Under law woman existed as a man's property, yet stories show that wives frequently used beauty and wits to keep husbands in hand, and a wife's financial holdings remained her property, reverting to her family at her death. Women were allowed to participate in activities that could increase this wealth and some, pledged to the gods and shut away in group homes, were nonetheless able to participate in lucrative business ventures. Also included are accounts of the exceptional life of the queen and the women of Mari, the story of the great Queen Semiramis, and chapters on magic, medicine, and astrology.
The concluding section offers a fascinating in-depth comparison of ancient Sumerian myths and stories similar to those found in the Hebrew bible. The new information found in Everyday Life in Ancient Mesopotamia makes a significant contribution, one that deepens our knowledge and understanding of this great, ancient civilization.
As Bottero stated in his foreword, he wanted the reader to become acquainted with the Mesopotamian culture through vivid impressions, much as a tourist would gain when visiting a foreign country for the first time. All exaggerations aside, Bottero really manages to do a very good job of igniting the reader's interest in this part of the ancient world.
Jean Bottéro (30 August 1914 – 15 December 2007) was a French historian born in Vallauris. He was a major Assyriologist and a renowned expert on the Ancient Near East. He died in Gif-sur-Yvette. with Marie-Joseph Stève, Il était une fois la Mésopotamie, collection Découvertes Gallimard (nº 191), série Archéologie.

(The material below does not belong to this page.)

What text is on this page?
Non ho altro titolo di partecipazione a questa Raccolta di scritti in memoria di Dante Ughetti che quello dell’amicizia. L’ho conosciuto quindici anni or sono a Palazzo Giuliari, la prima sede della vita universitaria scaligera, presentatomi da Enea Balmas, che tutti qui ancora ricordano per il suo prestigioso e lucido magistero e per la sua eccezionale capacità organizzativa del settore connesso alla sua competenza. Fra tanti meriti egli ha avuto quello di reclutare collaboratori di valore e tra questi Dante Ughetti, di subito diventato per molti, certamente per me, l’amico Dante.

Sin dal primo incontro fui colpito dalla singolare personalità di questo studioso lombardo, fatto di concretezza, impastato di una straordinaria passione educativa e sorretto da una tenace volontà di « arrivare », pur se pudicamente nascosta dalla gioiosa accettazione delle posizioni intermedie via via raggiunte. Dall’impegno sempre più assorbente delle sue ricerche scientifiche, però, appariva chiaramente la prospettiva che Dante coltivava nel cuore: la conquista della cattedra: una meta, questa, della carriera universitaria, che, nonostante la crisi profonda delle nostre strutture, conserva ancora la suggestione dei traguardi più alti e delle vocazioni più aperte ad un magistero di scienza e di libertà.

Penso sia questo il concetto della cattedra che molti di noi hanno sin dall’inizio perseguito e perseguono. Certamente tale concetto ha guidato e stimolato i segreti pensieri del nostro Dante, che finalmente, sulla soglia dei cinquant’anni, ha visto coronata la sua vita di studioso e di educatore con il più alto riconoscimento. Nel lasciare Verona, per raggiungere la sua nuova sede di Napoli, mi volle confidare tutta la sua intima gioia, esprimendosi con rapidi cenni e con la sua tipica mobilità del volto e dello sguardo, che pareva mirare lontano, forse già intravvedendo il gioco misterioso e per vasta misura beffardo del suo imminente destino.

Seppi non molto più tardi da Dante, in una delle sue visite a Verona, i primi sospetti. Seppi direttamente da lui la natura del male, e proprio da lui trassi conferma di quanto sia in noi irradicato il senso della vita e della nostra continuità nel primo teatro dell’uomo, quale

Paris: Gallimard, 1993, reprint 2009. Babylone : À l'aube de notre culture, collection Découvertes Gallimard (nº 230), série Histoire. Paris: Gallimard, 1994.
Book Description: Jean Bottéro and his colleagues take the reader on a voyage of discovery into the public and private realms of the lives of our first civilized ancestors, looking at everyday life in Ancient Mesopotamia. eISBN: 978-0-7486-7930-0. Approaching a cultural system as complex and far removed from our own day as ancient Mesopotamia – the crowning glory of the ancient Near East – is somewhat difficult. Everyone agrees about that
Features of everyday Meopotamian life highlight the new sections of this book.
Features of everyday Meopotamian life highlight the new sections of this book. Both gourmet cuisine and popular cookery Everyday Life in Ancient Mesopotamia, based on articles originally published in L'Histoire by Jean Bottéro, André Finet, Bertrand Lafont, and Georges Roux, presents new discoveries about this amazing Mesopotamian culture made during the past ten years. Features of everyday Meopotamian life highlight the new sections of this book.
Bottéro, Jean; Finet, André. The new information found in Everyday Life in Ancient Mesopotamia makes a significant contribution, one that deepens our knowledge and understanding of this great, ancient civilization. Jean Bottéro is director of studies and chair of the Department of Assyriology at the École Pratique des Hautes Études in Paris.
Jean Bottéro with contributions from André Finet, Bertrand Lafont . Features of everyday Meopotamian life highlight the new sections of this book
Jean Bottéro with contributions from André Finet, Bertrand Lafont, and Georges Roux, translated by Antonia Nevill. Everyday Life in Ancient Mesopotamia, based on articles originally published in L'Histoire by Jean Bottéro, André Finet, Bertrand Lafont, and Georges Roux, presents new discoveries about this amazing Mesopotamian culture made during the past ten years. Format Paperback 288 pages.